In August 2010, the Montana Commissioner of Securities and Insurance Monica Lindeen announced the issuance of a Cease-and-Desist Order and Notice of Proposed Agency Action against ACN, Inc. and several of its founders for operating a pyramid scheme. In September 2010, the Commissioner moved to vacate the Cease-and-Desist Order in full settlement of the case. During the Commissioner's investigation, the Commissioner determined that the actions giving rise to the initial concerns were not part of the ACN business model, but instead were isolated instances taking place by certain ACN's independent representatives in Montana. The Commissioner and ACN agreed that ACN would implement additional training with its independent representatives to assist them in better understanding their responsibilities as ACN independent representatives and that ACN would contact its Montana video phone customers to assist them with the installation of their service.

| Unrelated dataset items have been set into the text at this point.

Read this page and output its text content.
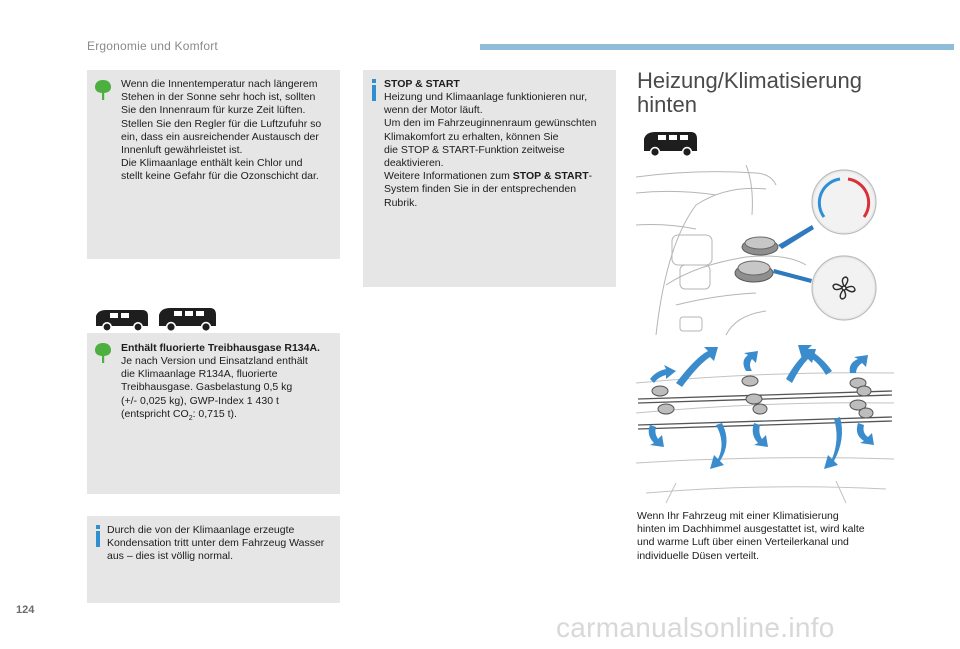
Ergonomie und Komfort

Wenn die Innentemperatur nach längerem
Stehen in der Sonne sehr hoch ist, sollten
Sie den Innenraum für kurze Zeit lüften.
Stellen Sie den Regler für die Luftzufuhr so
ein, dass ein ausreichender Austausch der
Innenluft gewährleistet ist.
Die Klimaanlage enthält kein Chlor und
stellt keine Gefahr für die Ozonschicht dar.

Enthält fluorierte Treibhausgase R134A.

Je nach Version und Einsatzland enthält
die Klimaanlage R134A, fluorierte
Treibhausgase. Gasbelastung 0,5 kg
(+/- 0,025 kg), GWP-Index 1 430 t
(entspricht $CO_2$: 0,715 t).

Durch die von der Klimaanlage erzeugte
Kondensation tritt unter dem Fahrzeug Wasser
aus – dies ist völlig normal.

STOP & START

Heizung und Klimaanlage funktionieren nur,
wenn der Motor läuft.
Um den im Fahrzeuginnenraum gewünschten
Klimakomfort zu erhalten, können Sie
die STOP & START-Funktion zeitweise
deaktivieren.
Weitere Informationen zum STOP & START-
System finden Sie in der entsprechenden
Rubrik.

Heizung/Klimatisierung
hinten

Wenn Ihr Fahrzeug mit einer Klimatisierung
hinten im Dachhimmel ausgestattet ist, wird kalte
und warme Luft über einen Verteilerkanal und
individuelle Düsen verteilt.

124
carmanualsonline.info
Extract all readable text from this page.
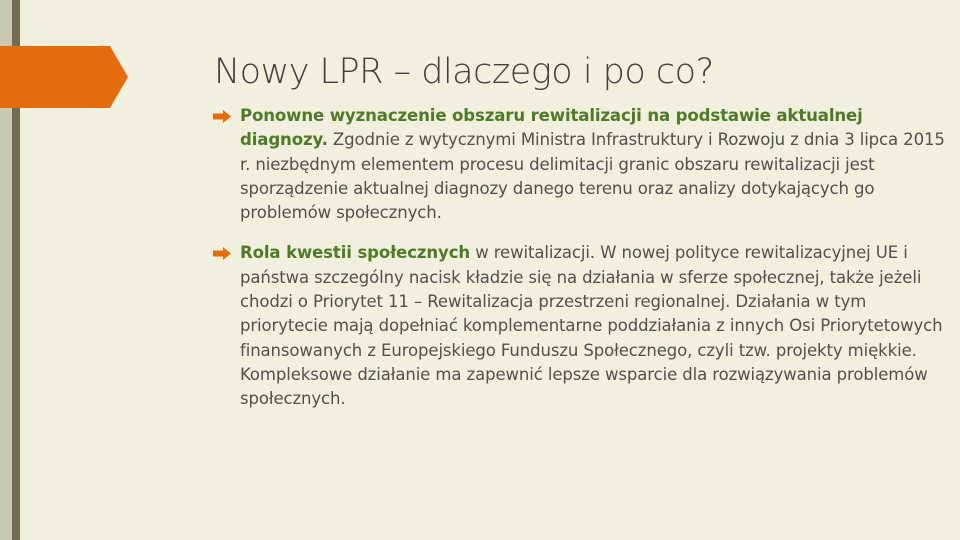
Nowy LPR – dlaczego i po co?
Ponowne wyznaczenie obszaru rewitalizacji na podstawie aktualnej diagnozy. Zgodnie z wytycznymi Ministra Infrastruktury i Rozwoju z dnia 3 lipca 2015 r. niezbędnym elementem procesu delimitacji granic obszaru rewitalizacji jest sporządzenie aktualnej diagnozy danego terenu oraz analizy dotykających go problemów społecznych.
Rola kwestii społecznych w rewitalizacji. W nowej polityce rewitalizacyjnej UE i państwa szczególny nacisk kładzie się na działania w sferze społecznej, także jeżeli chodzi o Priorytet 11 – Rewitalizacja przestrzeni regionalnej. Działania w tym priorytecie mają dopełniać komplementarne poddziałania z innych Osi Priorytetowych finansowanych z Europejskiego Funduszu Społecznego, czyli tzw. projekty miękkie. Kompleksowe działanie ma zapewnić lepsze wsparcie dla rozwiązywania problemów społecznych.
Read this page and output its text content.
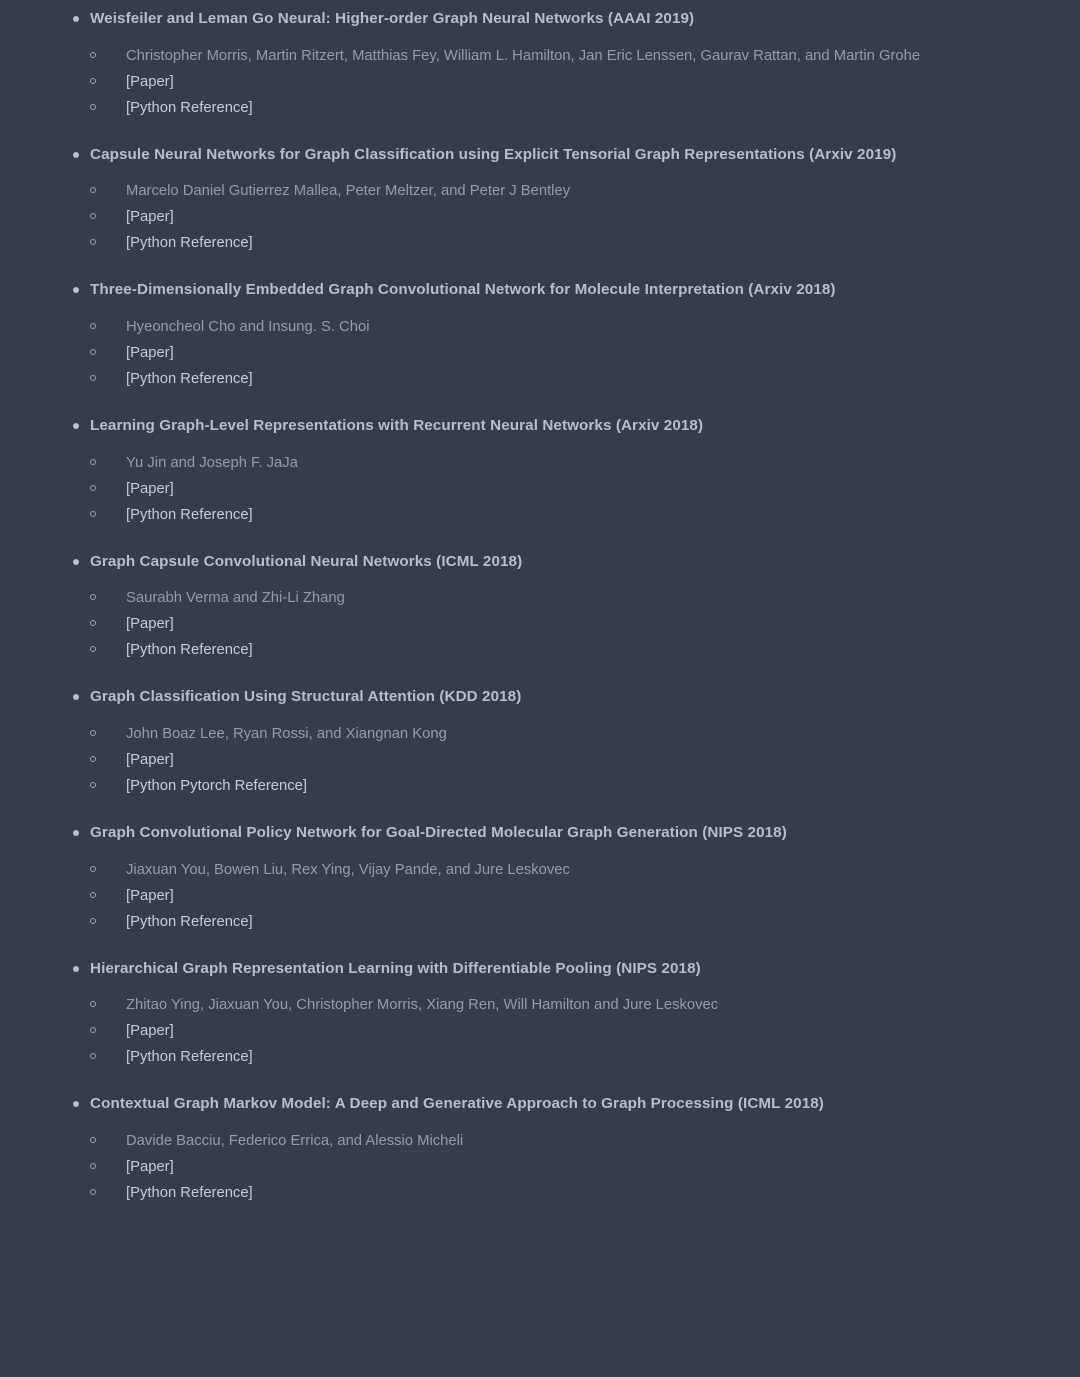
Weisfeiler and Leman Go Neural: Higher-order Graph Neural Networks (AAAI 2019)
Christopher Morris, Martin Ritzert, Matthias Fey, William L. Hamilton, Jan Eric Lenssen, Gaurav Rattan, and Martin Grohe
[Paper]
[Python Reference]
Capsule Neural Networks for Graph Classification using Explicit Tensorial Graph Representations (Arxiv 2019)
Marcelo Daniel Gutierrez Mallea, Peter Meltzer, and Peter J Bentley
[Paper]
[Python Reference]
Three-Dimensionally Embedded Graph Convolutional Network for Molecule Interpretation (Arxiv 2018)
Hyeoncheol Cho and Insung. S. Choi
[Paper]
[Python Reference]
Learning Graph-Level Representations with Recurrent Neural Networks (Arxiv 2018)
Yu Jin and Joseph F. JaJa
[Paper]
[Python Reference]
Graph Capsule Convolutional Neural Networks (ICML 2018)
Saurabh Verma and Zhi-Li Zhang
[Paper]
[Python Reference]
Graph Classification Using Structural Attention (KDD 2018)
John Boaz Lee, Ryan Rossi, and Xiangnan Kong
[Paper]
[Python Pytorch Reference]
Graph Convolutional Policy Network for Goal-Directed Molecular Graph Generation (NIPS 2018)
Jiaxuan You, Bowen Liu, Rex Ying, Vijay Pande, and Jure Leskovec
[Paper]
[Python Reference]
Hierarchical Graph Representation Learning with Differentiable Pooling (NIPS 2018)
Zhitao Ying, Jiaxuan You, Christopher Morris, Xiang Ren, Will Hamilton and Jure Leskovec
[Paper]
[Python Reference]
Contextual Graph Markov Model: A Deep and Generative Approach to Graph Processing (ICML 2018)
Davide Bacciu, Federico Errica, and Alessio Micheli
[Paper]
[Python Reference]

===Doe et al. v. Trump Corp. et al.===

In July 2019, a SDNY District Judge permitted state-level charges of fraud, false advertising, and unfair competition against Donald Trump and his children Donald Jr., Ivanka, and Eric related to their involvement with ACN. (The judge, however, dismissed racketeering (RICO) allegations against the family.) The Trumps are accused of not having disclosed that they were being paid by ACN when they recommended ACN as a sound investment. As part of the discovery process, the Trumps were ordered in March 2020 to provide information from Trump Organization business records for 15 years back to 2005. The Trumps sought to take the case to private arbitration, but the SDNY District Judge denied their request on April 8, 2020. On May 18, 2020, the District Court ruled against ACN and Donald Trump's motion for a Stay in the case. Trump had sought a stay during his term as President of the United States. The case was dismissed from federal court on January 12, 2024.